Empathy. Understand and listen to others. Let others share their opinions without judgement. The more others trust me, the easier it is to have a good understanding of what they believe, and why they believe it.
To figure out difficult problems, there has to be chaos. Chaos can be uncertainty, unclarity, or unknowns. Any difficult problem will have things that could be unknown unknowns. Share little views into this chaos with others. Ask questions about difficult topics to a wider audience. The insight that others can provide often reduces the unknowns. At the same time, don’t introduce too much chaos. It’s tiring for others, and it can be damaging. My job involves often finding sense in chaos - it’s something I enjoy and I’m good at. But not everyone enjoys that5. Keep it to limited subsets of chaos where you need input from others.
Identify the qualities that can have metrics, and gather as much metrics as possible. Challenge your assumptions - don’t settle for the first metric that seems to prove an opinion right. A diversified combination of sources leads to a richer understanding of trends in data.

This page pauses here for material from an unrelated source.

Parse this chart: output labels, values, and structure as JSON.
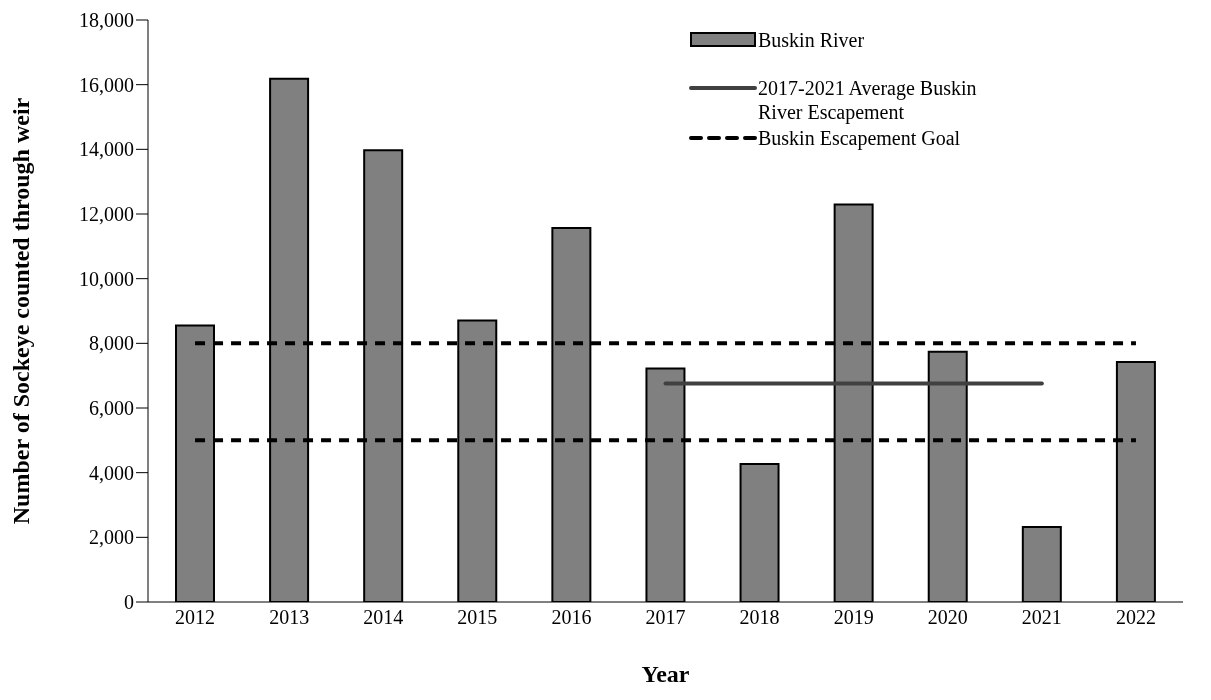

Don’t be afraid to challenge opinions. Both your own, and others’. If you approach it with both empathy and good intentions, others will respond well. It helps when you admit to questioning for sake of debate, rather than disagreeing to form an argument. Be vocal about your own opinion, but in the right settings. Opinions form debates - debates are incredibly important for behaviour change. My worst nightmare is a team of people working together who can’t have productive disagreements.
One data point is not enough to form an opinion on. If people’s experiences could be an anecdote, so can one data point. If you want to make a claim, back it up with as much data as you can.

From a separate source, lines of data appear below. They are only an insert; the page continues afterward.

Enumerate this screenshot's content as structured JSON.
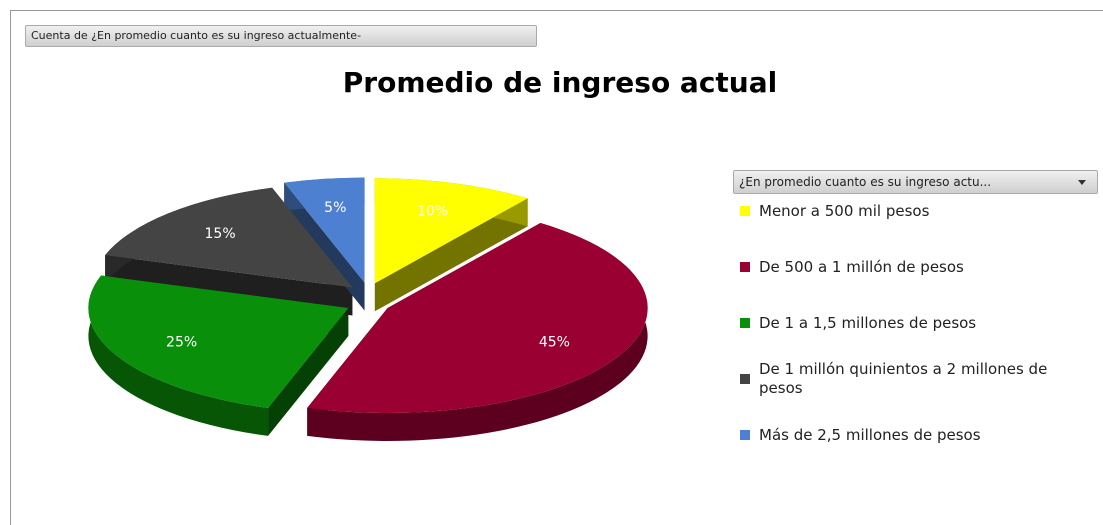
{
  "chart_data": {
    "type": "pie",
    "title": "Promedio de ingreso actual",
    "field_button": "Cuenta de ¿En promedio cuanto es su ingreso actualmente-",
    "legend_title": "¿En promedio cuanto es su ingreso actu...",
    "categories": [
      "Menor a 500 mil pesos",
      "De 500 a 1 millón de pesos",
      "De 1 a 1,5 millones de pesos",
      "De 1 millón quinientos a 2 millones de pesos",
      "Más de 2,5 millones de pesos"
    ],
    "values": [
      10,
      45,
      25,
      15,
      5
    ],
    "value_labels": [
      "10%",
      "45%",
      "25%",
      "15%",
      "5%"
    ],
    "colors": [
      "#ffff00",
      "#9b0033",
      "#0a8f0a",
      "#444444",
      "#4d80d0"
    ],
    "legend": "right"
  }
}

Metrics shouldn’t be goals, but they can inform what to set as goals.
Sometimes, you have to just trust your gut. Generalisations simplify the process of talking about a problem. There’s a line between being too general and being too specific. Sometimes you should say “based on what I know and feel, this is what I believe”. An opinion shapes direction - but don’t be afraid to change both your opinion and direction when more data and experiences comes available to you.
A mix of data and opinions make my role easier. It takes time to establish both the collection of data and experiences, but I think it makes my input richer. I could do everything based on my own personal gut-feeling, but I’d probably make assumptions for a lot of decisions that weren’t accurate.
This is also an assumption, based on my personal experiences in the tech world for around 2 decades. Meta, right?
Fear, uncertainty, and doubt cause a reluctance towards the unknown. Why use Rust when you’ve never hit a memory safety issue in C++? Is it worth spending time learning and changing a codebase when it’s unclear what benefit it might have?
Protip: if you want to understand how to approach experience-gathering, sit with some UX researchers for a while. I’ve been lucky in having close colleagues and friends who helped me understand how to really gain insight from user interviews.
There are some hardlines for me though, where it’ll be hard for me to keep my bias in-check. Being selective in the areas where I let bias show works quite well. I can excuse myself from discussions, or openly state my personal bias.
Sometimes I get feedback like “x could’ve been done differently because y”, and quite often “y” was the whole intention. It takes a lot of work to introduce chaos in a structured way. Much like a self-organized audience unconference, there’s a lot of work that goes into helping others find meaning in chaos.